Prime Minister Boris Johnson on Monday said leaving the European Union without a deal on future trade would be a “good outcome” for Britain, warning that London will walk away from talks with Brussels unless agreement can be found by mid-October.
In another potential blow to the negotiations on post-Brexit trade, which are due to resume on Tuesday, Johnson’s government wants to pass a bill in parliament to override part of Britain’s EU withdrawal agreement, the Financial Times reported.
An “internal market bill,” due to be published on Wednesday, would override provisions in the withdrawal agreement on state aid and separate customs arrangements for Northern Ireland, the newspaper said.

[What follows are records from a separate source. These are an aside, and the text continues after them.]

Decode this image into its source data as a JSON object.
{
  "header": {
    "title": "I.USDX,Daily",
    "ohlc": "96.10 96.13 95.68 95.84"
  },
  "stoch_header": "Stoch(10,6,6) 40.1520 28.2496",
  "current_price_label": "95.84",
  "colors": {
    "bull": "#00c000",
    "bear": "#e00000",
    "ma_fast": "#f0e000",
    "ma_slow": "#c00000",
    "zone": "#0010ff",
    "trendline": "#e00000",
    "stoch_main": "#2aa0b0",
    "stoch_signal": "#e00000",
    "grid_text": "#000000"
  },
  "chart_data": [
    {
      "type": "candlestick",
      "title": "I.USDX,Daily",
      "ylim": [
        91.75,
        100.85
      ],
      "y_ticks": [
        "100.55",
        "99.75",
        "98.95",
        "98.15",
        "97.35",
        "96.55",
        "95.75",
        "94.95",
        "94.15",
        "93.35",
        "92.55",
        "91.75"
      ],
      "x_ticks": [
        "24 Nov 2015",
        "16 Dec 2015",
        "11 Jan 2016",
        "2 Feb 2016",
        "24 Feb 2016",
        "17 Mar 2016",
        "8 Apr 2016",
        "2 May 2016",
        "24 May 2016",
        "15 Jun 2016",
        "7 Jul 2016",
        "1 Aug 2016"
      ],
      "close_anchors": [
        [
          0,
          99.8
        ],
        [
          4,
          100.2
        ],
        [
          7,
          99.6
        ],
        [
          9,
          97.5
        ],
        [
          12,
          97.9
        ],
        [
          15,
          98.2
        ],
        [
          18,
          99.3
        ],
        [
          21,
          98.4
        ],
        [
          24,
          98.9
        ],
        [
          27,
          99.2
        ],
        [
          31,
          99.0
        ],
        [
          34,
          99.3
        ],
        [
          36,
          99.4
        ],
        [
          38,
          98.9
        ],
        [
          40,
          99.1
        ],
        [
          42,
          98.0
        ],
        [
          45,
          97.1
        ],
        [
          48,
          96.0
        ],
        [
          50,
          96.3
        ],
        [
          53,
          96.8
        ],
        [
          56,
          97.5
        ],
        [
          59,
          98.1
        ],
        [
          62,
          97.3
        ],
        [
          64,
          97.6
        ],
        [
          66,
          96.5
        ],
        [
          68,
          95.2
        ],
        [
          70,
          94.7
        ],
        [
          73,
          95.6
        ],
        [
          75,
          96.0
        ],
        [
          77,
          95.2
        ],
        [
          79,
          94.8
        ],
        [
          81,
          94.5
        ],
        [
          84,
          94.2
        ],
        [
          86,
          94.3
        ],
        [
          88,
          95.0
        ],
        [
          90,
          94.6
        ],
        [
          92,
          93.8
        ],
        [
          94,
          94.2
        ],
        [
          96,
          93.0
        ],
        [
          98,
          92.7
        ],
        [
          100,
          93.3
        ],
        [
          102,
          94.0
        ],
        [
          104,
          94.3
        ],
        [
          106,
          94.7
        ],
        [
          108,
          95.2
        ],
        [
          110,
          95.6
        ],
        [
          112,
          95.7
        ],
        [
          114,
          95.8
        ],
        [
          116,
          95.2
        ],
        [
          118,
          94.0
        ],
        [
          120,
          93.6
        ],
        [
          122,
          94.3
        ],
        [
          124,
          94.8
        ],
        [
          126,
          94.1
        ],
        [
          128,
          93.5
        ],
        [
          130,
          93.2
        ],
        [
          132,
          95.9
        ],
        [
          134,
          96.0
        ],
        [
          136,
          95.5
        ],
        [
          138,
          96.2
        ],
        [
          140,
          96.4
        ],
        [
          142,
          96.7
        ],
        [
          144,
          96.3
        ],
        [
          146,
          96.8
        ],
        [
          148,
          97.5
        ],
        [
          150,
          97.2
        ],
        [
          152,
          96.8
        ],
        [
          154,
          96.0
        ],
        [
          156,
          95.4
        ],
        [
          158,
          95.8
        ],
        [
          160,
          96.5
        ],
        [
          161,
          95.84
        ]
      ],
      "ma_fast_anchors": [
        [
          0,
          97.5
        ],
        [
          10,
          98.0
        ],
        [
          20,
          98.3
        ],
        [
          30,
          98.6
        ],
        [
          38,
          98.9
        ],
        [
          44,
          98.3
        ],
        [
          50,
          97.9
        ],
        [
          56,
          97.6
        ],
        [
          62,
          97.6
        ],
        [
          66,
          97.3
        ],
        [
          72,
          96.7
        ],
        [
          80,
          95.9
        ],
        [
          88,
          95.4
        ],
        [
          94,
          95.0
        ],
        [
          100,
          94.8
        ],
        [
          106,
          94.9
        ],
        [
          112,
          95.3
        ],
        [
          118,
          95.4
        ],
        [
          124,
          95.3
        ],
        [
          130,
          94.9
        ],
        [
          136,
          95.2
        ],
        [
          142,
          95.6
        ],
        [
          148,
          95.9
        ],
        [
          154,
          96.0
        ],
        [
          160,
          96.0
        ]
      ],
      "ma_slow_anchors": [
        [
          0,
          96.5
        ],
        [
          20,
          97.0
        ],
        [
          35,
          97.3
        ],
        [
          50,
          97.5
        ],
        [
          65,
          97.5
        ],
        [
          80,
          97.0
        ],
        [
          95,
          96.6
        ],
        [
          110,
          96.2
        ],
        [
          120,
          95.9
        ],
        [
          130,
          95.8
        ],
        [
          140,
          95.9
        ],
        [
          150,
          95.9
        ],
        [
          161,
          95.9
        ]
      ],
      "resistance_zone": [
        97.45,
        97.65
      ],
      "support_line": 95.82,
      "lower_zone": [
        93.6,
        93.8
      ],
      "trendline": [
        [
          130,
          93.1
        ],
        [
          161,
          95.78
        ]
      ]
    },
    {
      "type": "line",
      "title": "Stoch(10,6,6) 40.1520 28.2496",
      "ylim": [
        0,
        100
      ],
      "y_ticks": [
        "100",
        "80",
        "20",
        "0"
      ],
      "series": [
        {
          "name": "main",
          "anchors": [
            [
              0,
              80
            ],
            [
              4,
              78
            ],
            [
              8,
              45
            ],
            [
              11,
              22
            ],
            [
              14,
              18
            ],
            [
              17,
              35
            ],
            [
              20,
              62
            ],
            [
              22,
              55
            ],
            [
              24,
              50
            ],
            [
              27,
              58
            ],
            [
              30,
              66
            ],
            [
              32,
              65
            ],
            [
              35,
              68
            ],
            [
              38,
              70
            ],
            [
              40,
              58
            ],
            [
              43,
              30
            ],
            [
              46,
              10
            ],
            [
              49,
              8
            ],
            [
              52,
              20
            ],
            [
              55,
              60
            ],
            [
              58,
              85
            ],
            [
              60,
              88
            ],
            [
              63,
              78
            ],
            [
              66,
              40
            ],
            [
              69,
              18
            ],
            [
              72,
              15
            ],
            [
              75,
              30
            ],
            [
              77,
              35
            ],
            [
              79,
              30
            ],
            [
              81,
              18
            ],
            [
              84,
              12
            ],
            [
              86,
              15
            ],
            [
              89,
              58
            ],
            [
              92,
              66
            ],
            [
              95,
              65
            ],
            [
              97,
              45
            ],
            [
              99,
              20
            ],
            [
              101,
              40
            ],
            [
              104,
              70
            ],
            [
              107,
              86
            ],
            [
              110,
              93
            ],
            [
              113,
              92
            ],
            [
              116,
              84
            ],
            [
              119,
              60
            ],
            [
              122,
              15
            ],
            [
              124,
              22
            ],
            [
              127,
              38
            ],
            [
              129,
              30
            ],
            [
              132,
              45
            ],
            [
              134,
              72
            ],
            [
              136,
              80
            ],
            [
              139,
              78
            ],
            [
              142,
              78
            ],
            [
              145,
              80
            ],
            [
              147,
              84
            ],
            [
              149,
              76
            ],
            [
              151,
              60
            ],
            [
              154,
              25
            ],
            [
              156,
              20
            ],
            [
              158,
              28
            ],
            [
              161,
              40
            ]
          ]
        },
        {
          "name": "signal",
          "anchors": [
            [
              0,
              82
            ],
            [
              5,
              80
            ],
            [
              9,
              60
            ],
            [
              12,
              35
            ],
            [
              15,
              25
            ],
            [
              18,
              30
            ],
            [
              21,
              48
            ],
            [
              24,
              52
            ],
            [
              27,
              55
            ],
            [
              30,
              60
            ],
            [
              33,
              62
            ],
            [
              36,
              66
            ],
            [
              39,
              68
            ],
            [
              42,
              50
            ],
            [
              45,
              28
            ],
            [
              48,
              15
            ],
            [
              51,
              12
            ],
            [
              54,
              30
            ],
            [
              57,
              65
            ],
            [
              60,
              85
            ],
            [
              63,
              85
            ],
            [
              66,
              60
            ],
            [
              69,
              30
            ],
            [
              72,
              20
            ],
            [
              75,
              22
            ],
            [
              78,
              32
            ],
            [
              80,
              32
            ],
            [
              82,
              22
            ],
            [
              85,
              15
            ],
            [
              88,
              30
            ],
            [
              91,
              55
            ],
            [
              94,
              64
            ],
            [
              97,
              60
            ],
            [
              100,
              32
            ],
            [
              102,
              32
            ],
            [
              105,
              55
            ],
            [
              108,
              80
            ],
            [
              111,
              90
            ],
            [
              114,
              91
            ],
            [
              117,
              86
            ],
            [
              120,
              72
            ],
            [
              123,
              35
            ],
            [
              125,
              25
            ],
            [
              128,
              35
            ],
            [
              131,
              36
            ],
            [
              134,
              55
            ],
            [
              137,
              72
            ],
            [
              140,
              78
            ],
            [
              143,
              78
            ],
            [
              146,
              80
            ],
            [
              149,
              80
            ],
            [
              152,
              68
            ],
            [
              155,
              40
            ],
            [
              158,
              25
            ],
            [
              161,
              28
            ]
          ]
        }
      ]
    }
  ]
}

Johnson is expected to insist on Monday that any agreement on future trade must be finalized by October 15, Downing Street said.
“If we can’t agree by then, then I do not see that there will be a free trade agreement between us, and we should both accept that and move on,” he said in advance excerpts of his remarks.
In the absence of an agreement, Britain would begin trading with the EU under World Trade Organization rules, like Australia, Johnson said. “I want to be absolutely clear that, as we have said right from the start, that would be a good outcome for the UK,” he said.
Britain formally left the EU in January and entered a transition period until the end of the year, during which it still belongs to the EU single market and customs union.